How To Throw A Burns Supper At Home

Hey there, bonnie lads and lassies! Gillian here, your go-to gal for all things splendidly Scottish. Today, as Burns Night (the 25th Jan) approaches, we are exploring all things Burns Supper.

Perhaps this Burns Night you are cooking your own haggis from scratch to entertain a fancily decked out table full of pals. Or maybe, like me, you’ll be grabbing some Macsween's haggis from the local Co-Op for a quick nod to Rabbie on a busy school night (I like to think that this is how the man himself rolled, back in his day).

Either way, I hope you can take some inspo from my infographic above - How To Throw a Burns Supper at Home - but remember keep things simple, easy and - most important - fun!

Get Your Kilt On

Let's face it, a Burns Supper without tartan is like haggis without neeps and tatties – just not the real deal! Encourage your guests to embrace their inner Scot by donning their tartan best. And for those not quite ready to flash their be-kilted knees, a wee tartan scarf, hankie or even socks will do the trick. I’ll even take Harris tweed, Argyle pattern or a See You Jimmy hat at a push. Fashion-forward and culturally on point – you're welcome! 

Bagpipes or Bust

Nothing says "Burns Supper" like the stirring notes of the pipes. It's the auditory equivalent of a dram of a rare single malt – warming, with just a hint of rebellion. But don’t worry, if you have no piper to hand, Spotify will provide. Eddi Reader Sings the Songs of Robert Burns is a great starting place for some serious mood music for the proceedings.

Address to a Haggis

A few years ago one of my offspring played the role of chef and paraded the haggis to the table on a platter. Events took an unplanned and very amusing turn when the Great Chieftain o' The Puddin' Race rolled off the platter and made a short-lived bid for freedom under the table! Decorum was soon restored and the cheeky wee haggis got his comeuppance in the Address to a Haggis.

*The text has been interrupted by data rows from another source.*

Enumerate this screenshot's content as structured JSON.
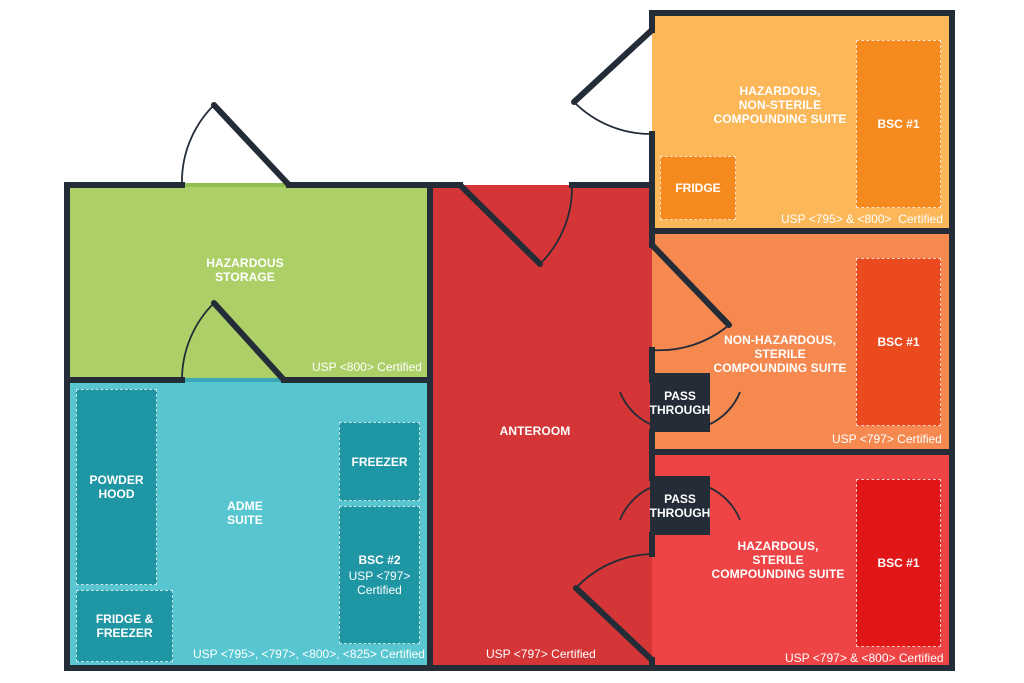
{
  "colors": {
    "wall": "#232c37",
    "storage": "#acd067",
    "adme": "#57c6d0",
    "adme_box": "#1e96a4",
    "anteroom": "#d43637",
    "hnsc": "#fbb758",
    "hnsc_box": "#f58a1e",
    "nhsc": "#f58950",
    "nhsc_box": "#ea4a1e",
    "hsc": "#ef4445",
    "hsc_box": "#e11616"
  },
  "rooms": {
    "hazardous_storage": {
      "name": "HAZARDOUS\nSTORAGE",
      "cert": "USP <800> Certified"
    },
    "adme_suite": {
      "name": "ADME\nSUITE",
      "cert": "USP <795>, <797>, <800>, <825> Certified"
    },
    "anteroom": {
      "name": "ANTEROOM",
      "cert": "USP <797> Certified"
    },
    "hazardous_nonsterile": {
      "name": "HAZARDOUS,\nNON-STERILE\nCOMPOUNDING SUITE",
      "cert": "USP <795> & <800>  Certified"
    },
    "nonhazardous_sterile": {
      "name": "NON-HAZARDOUS,\nSTERILE\nCOMPOUNDING SUITE",
      "cert": "USP <797> Certified"
    },
    "hazardous_sterile": {
      "name": "HAZARDOUS,\nSTERILE\nCOMPOUNDING SUITE",
      "cert": "USP <797> & <800> Certified"
    }
  },
  "equipment": {
    "powder_hood": "POWDER\nHOOD",
    "fridge_freezer": "FRIDGE &\nFREEZER",
    "freezer": "FREEZER",
    "bsc2": "BSC #2",
    "bsc2_cert": "USP <797>\nCertified",
    "fridge": "FRIDGE",
    "bsc1_hnsc": "BSC #1",
    "bsc1_nhsc": "BSC #1",
    "bsc1_hsc": "BSC #1"
  },
  "pass_through": {
    "upper": "PASS\nTHROUGH",
    "lower": "PASS\nTHROUGH"
  }
}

Address to a Haggis is a wonderfully fun and rousing poem and a real delight to recite. If the assigned reciter needs any help on the delivery, check out John Gordon Sinclair's rendition on the BBC Works of Robert Burns. I defy you to listen to this and not feel hungry! 

Getting Everyone Involved

Giving each of your Burns Supper guests (even if it’s just the family) a role to play really creates a sense of occasion and bonhomie. 

 To a Mouse or To a Louse are brilliant poems for children to read out and lots of fun for all. Tam O 'Shanter, although long, moves along at a cracking pace and is so much fun to recite. Don’t stress about learning anything off by heart (unless you really want to); there’s no harm in reading from a book or even your phone or iPad.

Whisky Galore

A final word, on the essential topic of refreshments. Not many drinks could stand up next to and complement the taste and texture of haggis. Enter the mighty Scotch!  Whilst a number of fine single malts provide an equal measure of pepperiness and oiliness to match the haggis, that bottle of Whyte & Mackay languishing in your cupboard will do just as well for a wee dram. And don’t forget our other national drink (IRN-BRU of course) for for the drivers, non-drinkers and kids!

For Auld Lang Syne

So there you have it, my fellow revellers – the ultimate guide to hosting a Burns Supper that would make Rabbie himself proud. Have fun, re-engage with the spirit of Burns and try not to drop the haggis. Slàinte mhath!